Until the COVID-19 pandemic, Evans traveled regulary at the request of hospitals and insitutions around the world to lecture or demonstrate surgical techniques. He is another example of how the expertise of UC Davis Health providers and researchers continues its growing global reach, influencing health care and scientific understanding around the world.
— Christopher Evans
In the past three years, Evans lectured or performed guest surgeries more than 250 times in 26 countries. The most recent was in Bern, Switzerland in February, a few weeks before COVID-19 put in-person surgery presentations in limbo.
“These sorts of demonstrations build an even better international reputation for UC Davis,” Evans said. “It gets us on the podum at high-level meetings around the world and spreads the word about our expertise.”
Evans’ instructional surgeries also support the UC Davis Health education mission both in spreading knowledge and in attracting surgery fellows and others who want to continue their training with UC Davis Health.
“People watch a surgery or hear me talk and they get a sense of what we do here,” Evans said. “That makes them want to come here. I’ve had the pleasure of training people from many countries and my next fellow is from St. Gallen, Switzerland. Our last fellow was from Germany and she was just recognized as the most accomplished urologic surgeon in Europe under age 40, an incredible honor.”
The complications of teaching surgery internationally
Teaching as a guest surgeon across the globe is not without its challenges. Evans usually brings supplies to the surgery site, but often he has to adapt to equipment he does not normally use – including old generation surgical robots – and to meld with the local operating room teams who will assist.
“Surgery is a team sport,” Evans said. “Some people who do this sort of thing bring their teams with them. I think part of the expereince is working with new people on the spot.”
The key, he said, is the bedside assistant surgeon, who, in essence, carefully watches over the patient while Evans guides the robotoic arms. Evans starts corresponding with the person who will be his bedside assistant far ahead of the surgery and sends a video of his surgcial technique.
“They are always very gifted surgeons,” Evans said. “They can also help with language issues.”
That’s another obvious challenge – the language barrior.
“As often as not, the scrub nurse doesn’t speak English,” Evans said. “Sometimes it works best if I get up and point. I speak fluent German, but I don’t speak Italian, Spanish or other languages at a level to communicate in the operating room.”

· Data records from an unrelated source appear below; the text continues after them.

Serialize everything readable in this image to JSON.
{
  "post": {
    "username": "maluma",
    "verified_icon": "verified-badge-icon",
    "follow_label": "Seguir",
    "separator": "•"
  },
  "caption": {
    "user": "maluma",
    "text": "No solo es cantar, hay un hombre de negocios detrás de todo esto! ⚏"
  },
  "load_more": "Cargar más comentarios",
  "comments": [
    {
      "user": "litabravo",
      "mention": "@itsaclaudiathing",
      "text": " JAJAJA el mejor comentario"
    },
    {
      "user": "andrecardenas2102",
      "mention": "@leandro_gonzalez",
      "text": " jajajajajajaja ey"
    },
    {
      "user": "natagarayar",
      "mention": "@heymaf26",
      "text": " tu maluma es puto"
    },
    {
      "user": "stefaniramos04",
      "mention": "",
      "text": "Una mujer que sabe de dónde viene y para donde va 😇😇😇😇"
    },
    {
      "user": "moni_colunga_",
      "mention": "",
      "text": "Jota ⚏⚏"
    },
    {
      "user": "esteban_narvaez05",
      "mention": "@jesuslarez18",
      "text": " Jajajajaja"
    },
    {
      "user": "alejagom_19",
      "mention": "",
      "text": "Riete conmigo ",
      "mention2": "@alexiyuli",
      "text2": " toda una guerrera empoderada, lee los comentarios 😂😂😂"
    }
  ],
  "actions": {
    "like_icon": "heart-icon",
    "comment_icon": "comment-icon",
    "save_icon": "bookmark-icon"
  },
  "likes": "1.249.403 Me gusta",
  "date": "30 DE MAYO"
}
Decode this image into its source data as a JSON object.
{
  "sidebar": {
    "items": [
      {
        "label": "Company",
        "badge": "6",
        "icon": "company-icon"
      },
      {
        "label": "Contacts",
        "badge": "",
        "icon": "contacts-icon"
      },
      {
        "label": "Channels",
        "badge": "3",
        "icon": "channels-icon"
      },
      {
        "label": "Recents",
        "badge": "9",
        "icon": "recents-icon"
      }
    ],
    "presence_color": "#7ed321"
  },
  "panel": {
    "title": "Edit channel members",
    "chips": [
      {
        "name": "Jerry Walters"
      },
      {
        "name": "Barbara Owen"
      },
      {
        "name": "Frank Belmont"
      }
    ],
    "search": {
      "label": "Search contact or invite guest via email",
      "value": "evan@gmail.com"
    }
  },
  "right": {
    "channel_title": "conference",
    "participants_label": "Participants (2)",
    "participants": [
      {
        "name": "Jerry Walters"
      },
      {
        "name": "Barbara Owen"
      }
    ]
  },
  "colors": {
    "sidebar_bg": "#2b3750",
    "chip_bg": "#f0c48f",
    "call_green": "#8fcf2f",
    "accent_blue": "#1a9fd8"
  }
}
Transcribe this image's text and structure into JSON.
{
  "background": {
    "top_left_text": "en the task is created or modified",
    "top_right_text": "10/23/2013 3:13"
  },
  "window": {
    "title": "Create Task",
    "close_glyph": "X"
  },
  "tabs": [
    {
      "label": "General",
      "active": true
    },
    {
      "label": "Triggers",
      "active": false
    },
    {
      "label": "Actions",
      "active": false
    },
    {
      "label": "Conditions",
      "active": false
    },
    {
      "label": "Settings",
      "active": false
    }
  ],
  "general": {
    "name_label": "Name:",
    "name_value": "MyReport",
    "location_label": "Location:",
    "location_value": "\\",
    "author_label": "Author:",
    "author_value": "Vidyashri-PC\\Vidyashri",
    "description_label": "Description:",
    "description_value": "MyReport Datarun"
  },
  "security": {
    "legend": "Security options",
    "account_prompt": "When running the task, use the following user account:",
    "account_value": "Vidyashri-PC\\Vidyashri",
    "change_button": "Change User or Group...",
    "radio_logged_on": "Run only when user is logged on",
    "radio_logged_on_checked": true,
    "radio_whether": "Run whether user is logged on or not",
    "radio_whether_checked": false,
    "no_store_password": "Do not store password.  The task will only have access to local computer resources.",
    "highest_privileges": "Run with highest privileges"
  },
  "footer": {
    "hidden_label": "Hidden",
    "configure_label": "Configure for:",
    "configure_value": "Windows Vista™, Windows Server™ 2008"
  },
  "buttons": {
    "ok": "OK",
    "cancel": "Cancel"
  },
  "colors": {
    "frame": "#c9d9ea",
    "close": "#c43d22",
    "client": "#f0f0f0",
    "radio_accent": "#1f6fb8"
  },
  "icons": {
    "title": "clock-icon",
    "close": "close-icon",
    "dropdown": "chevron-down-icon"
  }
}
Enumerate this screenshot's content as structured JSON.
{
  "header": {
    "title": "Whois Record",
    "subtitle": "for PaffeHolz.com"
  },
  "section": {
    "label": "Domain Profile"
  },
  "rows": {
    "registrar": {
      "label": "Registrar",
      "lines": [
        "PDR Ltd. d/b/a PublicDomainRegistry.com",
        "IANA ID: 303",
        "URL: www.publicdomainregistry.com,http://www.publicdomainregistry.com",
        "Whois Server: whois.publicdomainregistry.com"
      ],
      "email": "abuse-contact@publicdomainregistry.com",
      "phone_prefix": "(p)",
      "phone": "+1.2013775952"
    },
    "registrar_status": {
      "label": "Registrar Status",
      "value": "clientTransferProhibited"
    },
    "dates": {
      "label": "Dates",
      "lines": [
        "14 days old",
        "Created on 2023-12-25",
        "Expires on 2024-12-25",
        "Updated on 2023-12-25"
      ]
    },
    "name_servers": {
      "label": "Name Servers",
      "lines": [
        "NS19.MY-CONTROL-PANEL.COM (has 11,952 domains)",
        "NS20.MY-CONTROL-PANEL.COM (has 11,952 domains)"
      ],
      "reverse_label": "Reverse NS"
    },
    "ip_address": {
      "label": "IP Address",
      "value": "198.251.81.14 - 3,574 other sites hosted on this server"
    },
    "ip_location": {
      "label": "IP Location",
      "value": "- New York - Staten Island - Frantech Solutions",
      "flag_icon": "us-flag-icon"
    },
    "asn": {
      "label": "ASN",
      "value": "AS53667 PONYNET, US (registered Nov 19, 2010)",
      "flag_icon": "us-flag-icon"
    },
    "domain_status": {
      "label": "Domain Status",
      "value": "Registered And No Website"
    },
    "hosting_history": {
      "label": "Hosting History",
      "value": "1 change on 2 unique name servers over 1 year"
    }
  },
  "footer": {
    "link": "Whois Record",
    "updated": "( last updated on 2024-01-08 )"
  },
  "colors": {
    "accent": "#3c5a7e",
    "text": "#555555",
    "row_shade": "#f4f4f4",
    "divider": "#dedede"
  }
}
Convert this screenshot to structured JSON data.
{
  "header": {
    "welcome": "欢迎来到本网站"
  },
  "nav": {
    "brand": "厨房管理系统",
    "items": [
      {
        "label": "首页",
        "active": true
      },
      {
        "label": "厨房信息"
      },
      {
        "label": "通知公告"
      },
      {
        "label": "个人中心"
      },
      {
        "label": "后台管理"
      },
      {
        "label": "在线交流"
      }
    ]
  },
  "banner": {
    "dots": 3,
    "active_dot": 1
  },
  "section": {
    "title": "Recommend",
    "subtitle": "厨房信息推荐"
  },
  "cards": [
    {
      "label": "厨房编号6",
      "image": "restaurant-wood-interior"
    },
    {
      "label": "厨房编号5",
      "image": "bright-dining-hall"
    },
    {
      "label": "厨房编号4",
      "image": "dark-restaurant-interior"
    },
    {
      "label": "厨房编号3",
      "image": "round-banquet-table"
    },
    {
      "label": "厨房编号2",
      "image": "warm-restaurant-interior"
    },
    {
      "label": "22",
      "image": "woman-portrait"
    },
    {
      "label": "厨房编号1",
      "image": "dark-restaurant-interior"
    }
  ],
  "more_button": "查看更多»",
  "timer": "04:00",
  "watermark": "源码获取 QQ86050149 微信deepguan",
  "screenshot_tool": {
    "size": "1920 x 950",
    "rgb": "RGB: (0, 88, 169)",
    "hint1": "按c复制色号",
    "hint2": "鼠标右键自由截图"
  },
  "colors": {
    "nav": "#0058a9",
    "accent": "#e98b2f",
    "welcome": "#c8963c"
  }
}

If necessary during some instructional surgeries, Evans’ comments are translated for the audience, which can range from a few people in the operating room to the 1,000 surgeons at the Urology Course at the Fundacio Puigvert Hospital in Barcelona in October 2018. That event was a major conference with a dash of spectacle.
During his session in Barcelona, Evans performed one of three simultaneous surgeries that were beamed to huge screens in a hotel auditorium across the city. The audience wore headphones and could switch between the surgeries while two moderators sat on a stage asking the surgeons questions.
“I wore headphones so I could answer questions while I described what I was doing,” he said. “There was a little bit of pressure when you’re operating in front of 1,000 people.”
Through all of these demonstrations, Evans said he never forgets that the first reason he is doing any surgery is to help the patient.
“We go and meet with every patient before the surgery to be sure they have confidence in us and in what’s going to happen,” he said. “They are usually very grateful. I found that cancer patients in general are grateful. They’re dealing with so much and it’s one of the really gratifying parts of my job to be able to help them, no matter where they are.”